Onu da kabul etmiyordu. “Hiçbir alakası yok. Orta yerde işledikleri suçlar var. Mahkemeden geçmiş, mahkeme karar vermiş. Aslında rahmetli Adnan Menderes’i, Fatin Rüştü Zorlu’yu, Hasan Polatkan’ı asan, astıran o çocuklar değil ki. Onlar asıldığında o çocuklar daha ancak ilkokula falan gidiyordu. O günün şartları, günün şartları dışına hiç çıkmamak lazım” yanıtı verdi bu konudaki sorularımıza.
> Demirel’in “arkasından” o dönemi yakından izleyen gazeteciler arasında farklı değerlendirmeler dikkati çekti, bazı tartışmalar yaşandı. Siz ne diyorsunuz?

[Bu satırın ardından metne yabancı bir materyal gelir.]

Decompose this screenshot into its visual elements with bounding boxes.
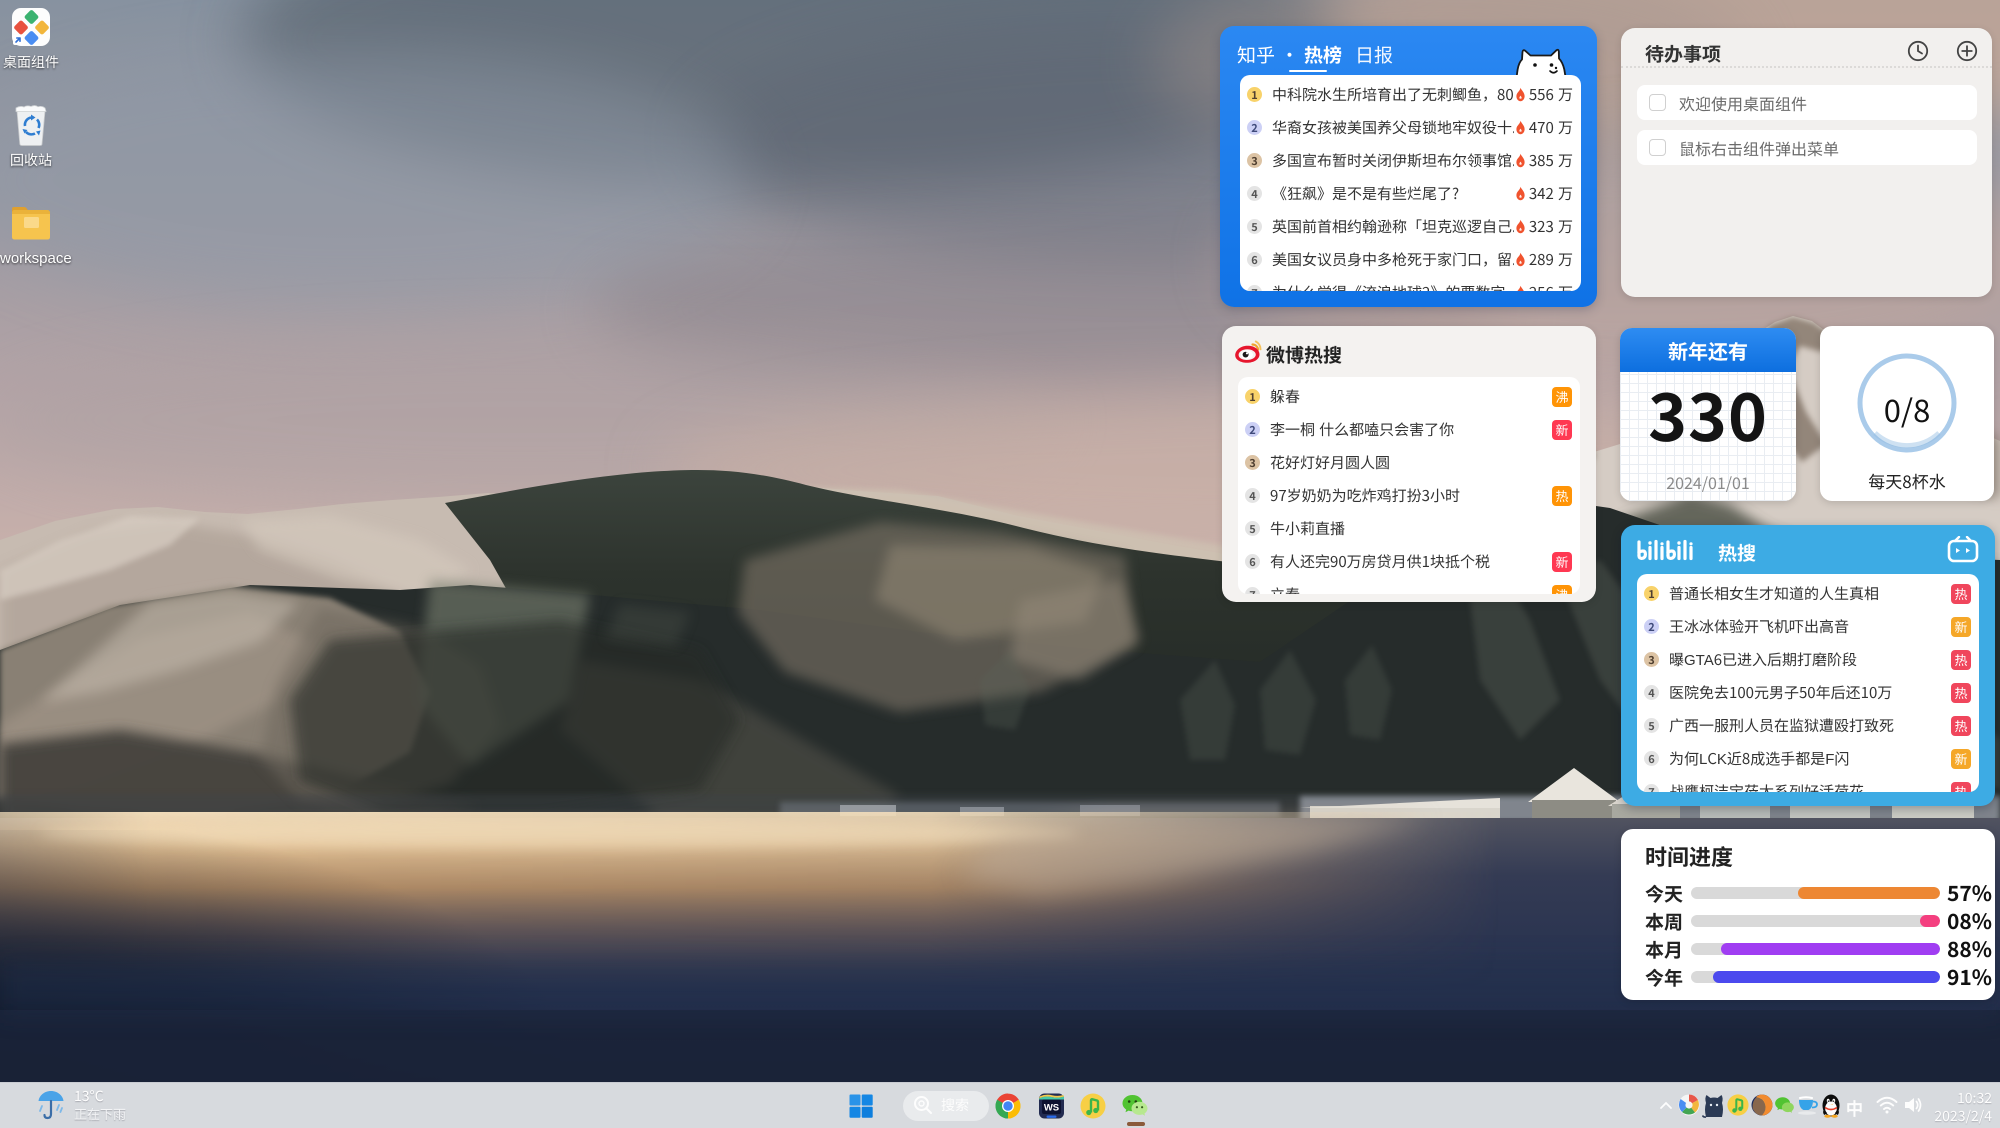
svg-text:WS: WS bbox=[1044, 1103, 1059, 1114]
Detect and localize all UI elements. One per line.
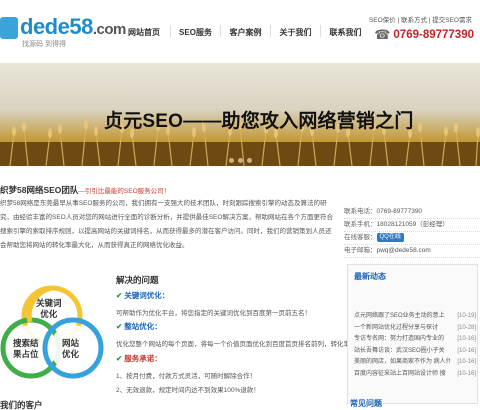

Gazeteci olarak Demirel dönemine yetiştim! Bugün özellikle AKP’li siyasetçilerle kıyaslandığında gazetecilere çok yakın davranırdı, espriliydi, ortamı yumuşatmayı bilirdi. Ama sadece “kişisel” olarak size ya da meslektaşlarınıza karşı davranışından yola çıkarak bir siyasetçi -hele de Demirel gibi çok uzun bir döneme damgasını vurmuş bir lider- hakkında konuşamazsınız. Ben yolları, barajları değil; MC’leri, “üç fidan”ı anımsayanlardanım. Süleyman Demirel’in en büyük siyasi günahı “üç fidan”. Bu konuda en azından bir pişmanlık cümlesi duyabilmek isterdim.